Bob's World, most excellent point for consideration, one loss (Vietnam) and one draw (Korea), and we still won. However, looking at it from the Soviet perspective, they also had one loss (Afghanistan), so it was a tie militarily.

Wilf, I agree with your comment, but my underlying point is that we have a particular way of waging war, or a preferred way, which I suspect is largely shaped by our culture. Other nations and non-state actors may look at how they approach war entirely different. Regardless of how each opponent behaves and designs their strategy it is still war, but we generally tend to approach war in a threat centric manner, or using George's resurrected quote, get there the firstest with the mostest. I think the phrase spectrum of war is misleading, but it will have to do for now. We "tend" to have the same approach regardless of where we are in the spectrum of war (low intensity or high intensity).

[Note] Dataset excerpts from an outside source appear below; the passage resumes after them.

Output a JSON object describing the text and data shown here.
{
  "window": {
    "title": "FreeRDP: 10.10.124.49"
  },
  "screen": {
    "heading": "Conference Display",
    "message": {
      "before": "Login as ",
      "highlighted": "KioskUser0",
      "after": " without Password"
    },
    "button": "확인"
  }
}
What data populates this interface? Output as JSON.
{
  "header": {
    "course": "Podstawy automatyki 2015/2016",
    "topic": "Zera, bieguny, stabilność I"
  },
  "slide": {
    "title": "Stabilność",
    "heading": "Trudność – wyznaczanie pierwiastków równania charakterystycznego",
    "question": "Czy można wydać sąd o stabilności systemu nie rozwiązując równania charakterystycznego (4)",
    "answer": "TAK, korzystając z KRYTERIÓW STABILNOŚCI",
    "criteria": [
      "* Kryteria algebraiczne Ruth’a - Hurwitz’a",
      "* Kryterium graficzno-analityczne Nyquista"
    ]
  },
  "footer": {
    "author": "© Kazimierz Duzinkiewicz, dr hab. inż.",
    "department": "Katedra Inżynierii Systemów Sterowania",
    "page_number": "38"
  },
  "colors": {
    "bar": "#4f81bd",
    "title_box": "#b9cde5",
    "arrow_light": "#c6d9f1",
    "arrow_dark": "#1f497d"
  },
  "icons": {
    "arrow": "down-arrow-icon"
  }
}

I agree strongly with you and COL Maxwell's assertion that war is war, what I am wrestling with is what Selil hit on, the types of warfare. I believe there is some utility to categorize the types (conventional, irregular, unconventional, etc.), as long as one doesn't take himself too seriously. The type of training and strategy for fighting each one can be considerably different. Is there any disagreement with assertion? If so, please explain. I agree with Ken, we tend to try to wrestle with a boxer (bad analogy since the wrestler would normally win), thus my argument is not with the "war is war" argument, but over the types of warfare and how we organize, train and plan to fight them. In my opinion that is the so what of this discussion.